MBAbound12 wrote:
1) Basic demographic info: 26 year old (at matriculation) white male
2) Educational Background: University of Maryland, double major accounting and finance, GPA 3.7, 690 GMAT (Q44 V40), licensed CPA
3) Work experience: Big 4 Consultant within Transaction Services group for a year and a half. Previously spent 2 years in audit at the same firm. Will be a senior associate upon matriculation.
4) Extracurriculars: Involved in a 3 year long mentoring program with the goal being to get underpriveledged high schoolers into college. Involved in volunteering for Junior Achievement and soup kitchens through work.
5) Short/Long term goals: I am looking to make the switch from doing diligence on M&A deals to investment banking and eventually private equity. Preference of location would be NYC or San Francisco.
6) Schools: Considering all top 10 schools, (except Stanford and Harvard, which I assume are out of the question) Columbia, Cal, Penn, Chicago, MIT, NYU, Michigan, Northwestern, etc.
I am looking to attend one of the above mentioned schools. Please let me know what you think my chances are and whether there are areas in which I can improve. I am considering taking the GMAT again, but I am not really sure how much more a 710 will help my cause. Any feedback would be greatly appreciated.

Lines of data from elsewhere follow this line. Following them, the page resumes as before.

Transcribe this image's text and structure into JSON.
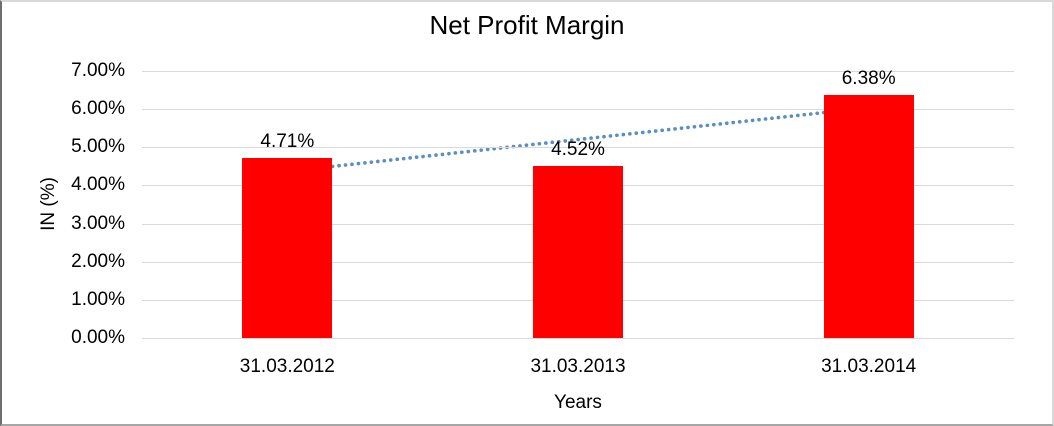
{
  "frame": {
    "background": "#ffffff",
    "border_top_color": "#d9d9d9",
    "border_right_color": "#d9d9d9",
    "border_bottom_color": "#a6a6a6",
    "border_left_color": "#6e6e6e"
  },
  "chart_data": {
    "type": "bar",
    "title": "Net Profit Margin",
    "categories": [
      "31.03.2012",
      "31.03.2013",
      "31.03.2014"
    ],
    "values": [
      4.71,
      4.52,
      6.38
    ],
    "data_labels": [
      "4.71%",
      "4.52%",
      "6.38%"
    ],
    "xlabel": "Years",
    "ylabel": "IN (%)",
    "ylim": [
      0,
      7
    ],
    "ytick_step": 1,
    "ytick_labels": [
      "0.00%",
      "1.00%",
      "2.00%",
      "3.00%",
      "4.00%",
      "5.00%",
      "6.00%",
      "7.00%"
    ],
    "grid": true,
    "legend": "none",
    "bar_color": "#ff0000",
    "gridline_color": "#d9d9d9",
    "text_color": "#000000",
    "trendline": {
      "type": "linear",
      "style": "dotted",
      "color": "#5b8ec4"
    }
  }
}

You sound very personally involved extracurricularly, which will appeal to Ross and Kellogg in particular, but I do think that pulling up the GMAT a bit could help significantly. Your professional experience seems pretty standard, so try to think of and detail examples of situations in which you went beyond the normal due diligence to make a difference for your clients. And don't bother using any auditing examples in your essays; these just don't appeal to the admissions committees at all since they are typically so dry.